There would be a fire extinguisher present at all welding and burning activities.
Extinguishers would also be placed at locations where slag and sparks may fall.
Oxygen and flammable gas bottles are separated by at least 7 m when not in use.
The Contractor would control the release of gases, vapors, fumes, dusts, and mists with engineering controls (e.g., adequate ventilation).
General Guidelines
Signs and symbols would be visible during any construction activity that presents a hazard. Upon completion of such activity, the postings must be removed immediately.
The Contractor would post specific DANGER signs when an immediate hazard exists and specific CAUTION signs when the potential for a hazard exists. EXIT, NOTICE and specific safety signs may also be posted in the work area.
Signage for traffic control, including directional signs, is applicable when the Contractor is disrupting traffic along a public way.
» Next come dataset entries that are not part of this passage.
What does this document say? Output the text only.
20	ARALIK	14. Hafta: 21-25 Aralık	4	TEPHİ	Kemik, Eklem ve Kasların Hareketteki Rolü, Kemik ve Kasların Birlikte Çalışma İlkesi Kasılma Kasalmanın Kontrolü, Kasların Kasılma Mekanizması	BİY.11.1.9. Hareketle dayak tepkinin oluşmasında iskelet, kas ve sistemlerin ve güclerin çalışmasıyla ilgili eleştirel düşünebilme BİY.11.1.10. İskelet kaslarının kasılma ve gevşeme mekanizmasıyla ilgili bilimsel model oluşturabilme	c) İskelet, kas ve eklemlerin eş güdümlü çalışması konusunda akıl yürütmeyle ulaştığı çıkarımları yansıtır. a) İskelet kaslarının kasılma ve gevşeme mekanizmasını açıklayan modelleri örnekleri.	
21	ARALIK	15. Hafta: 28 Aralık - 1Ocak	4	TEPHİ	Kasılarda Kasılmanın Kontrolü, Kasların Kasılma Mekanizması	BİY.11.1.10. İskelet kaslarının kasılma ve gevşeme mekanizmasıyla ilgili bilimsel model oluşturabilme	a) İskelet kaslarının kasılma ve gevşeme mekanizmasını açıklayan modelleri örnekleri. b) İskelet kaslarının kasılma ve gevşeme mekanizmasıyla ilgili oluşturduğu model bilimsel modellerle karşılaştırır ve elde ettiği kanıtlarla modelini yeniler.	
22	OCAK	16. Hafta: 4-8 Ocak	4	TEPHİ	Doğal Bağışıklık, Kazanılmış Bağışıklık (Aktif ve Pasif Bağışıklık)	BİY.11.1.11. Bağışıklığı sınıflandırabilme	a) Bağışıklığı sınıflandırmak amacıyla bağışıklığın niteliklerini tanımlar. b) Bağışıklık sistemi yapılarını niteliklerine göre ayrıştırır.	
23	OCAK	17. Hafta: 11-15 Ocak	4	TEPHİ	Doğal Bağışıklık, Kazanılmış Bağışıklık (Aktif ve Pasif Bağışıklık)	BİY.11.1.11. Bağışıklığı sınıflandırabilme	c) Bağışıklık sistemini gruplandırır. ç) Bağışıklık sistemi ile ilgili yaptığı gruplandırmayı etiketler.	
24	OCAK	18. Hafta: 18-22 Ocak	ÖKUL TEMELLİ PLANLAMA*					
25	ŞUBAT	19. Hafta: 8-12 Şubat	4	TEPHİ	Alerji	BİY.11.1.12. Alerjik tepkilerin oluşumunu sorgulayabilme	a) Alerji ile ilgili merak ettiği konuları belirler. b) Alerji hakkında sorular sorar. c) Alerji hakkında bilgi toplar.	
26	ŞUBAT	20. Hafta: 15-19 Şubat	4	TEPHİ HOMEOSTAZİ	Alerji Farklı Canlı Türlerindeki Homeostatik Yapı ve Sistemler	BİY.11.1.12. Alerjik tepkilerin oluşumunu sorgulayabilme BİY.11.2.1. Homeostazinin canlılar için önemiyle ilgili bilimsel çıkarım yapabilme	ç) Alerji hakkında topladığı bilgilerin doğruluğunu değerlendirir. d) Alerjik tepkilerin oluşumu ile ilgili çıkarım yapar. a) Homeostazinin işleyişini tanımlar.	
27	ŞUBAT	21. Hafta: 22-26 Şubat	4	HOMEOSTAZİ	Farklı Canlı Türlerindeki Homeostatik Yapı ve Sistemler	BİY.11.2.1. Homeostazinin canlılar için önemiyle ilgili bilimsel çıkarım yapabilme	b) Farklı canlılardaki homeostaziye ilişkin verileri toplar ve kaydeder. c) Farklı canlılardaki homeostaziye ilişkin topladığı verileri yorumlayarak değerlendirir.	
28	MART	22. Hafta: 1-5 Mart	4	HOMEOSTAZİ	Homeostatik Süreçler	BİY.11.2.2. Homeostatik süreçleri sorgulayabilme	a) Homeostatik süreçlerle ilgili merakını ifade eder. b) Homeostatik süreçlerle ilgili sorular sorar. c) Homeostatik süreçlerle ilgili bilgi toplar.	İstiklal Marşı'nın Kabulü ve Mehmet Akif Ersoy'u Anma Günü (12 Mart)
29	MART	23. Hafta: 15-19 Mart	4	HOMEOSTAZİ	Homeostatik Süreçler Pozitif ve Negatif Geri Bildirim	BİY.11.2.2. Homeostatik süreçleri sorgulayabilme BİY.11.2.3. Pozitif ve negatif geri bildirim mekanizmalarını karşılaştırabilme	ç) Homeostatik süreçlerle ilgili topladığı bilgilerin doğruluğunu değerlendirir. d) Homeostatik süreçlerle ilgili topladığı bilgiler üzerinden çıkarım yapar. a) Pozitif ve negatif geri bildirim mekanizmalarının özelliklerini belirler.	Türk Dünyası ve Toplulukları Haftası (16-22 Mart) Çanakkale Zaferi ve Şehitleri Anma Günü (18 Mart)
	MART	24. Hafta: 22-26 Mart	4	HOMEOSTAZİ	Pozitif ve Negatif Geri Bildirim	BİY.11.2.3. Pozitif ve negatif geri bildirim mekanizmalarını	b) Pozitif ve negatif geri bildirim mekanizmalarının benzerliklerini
Danger signs are posted at all immediate hazards (i.e. Danger: Open Hole).
Caution signs are posted at all potential hazards (i.e. Caution: Construction Area, Caution: Buried Cable).
The floor that is being used as the erection floor must be solidly planked or decked over its entire surface except for access openings.
Every floor, working place and passageway would be kept free from protruding nails, splinters, holes or loose boards.
Combustible scrap and debris (wood, clearing/grubbing material) would be removed from the site daily or should be securely stored in covered containers.
The Contractor would have a spill prevention control and countermeasure plan that limits the risk of releases of oil or hazardous materials to the environment.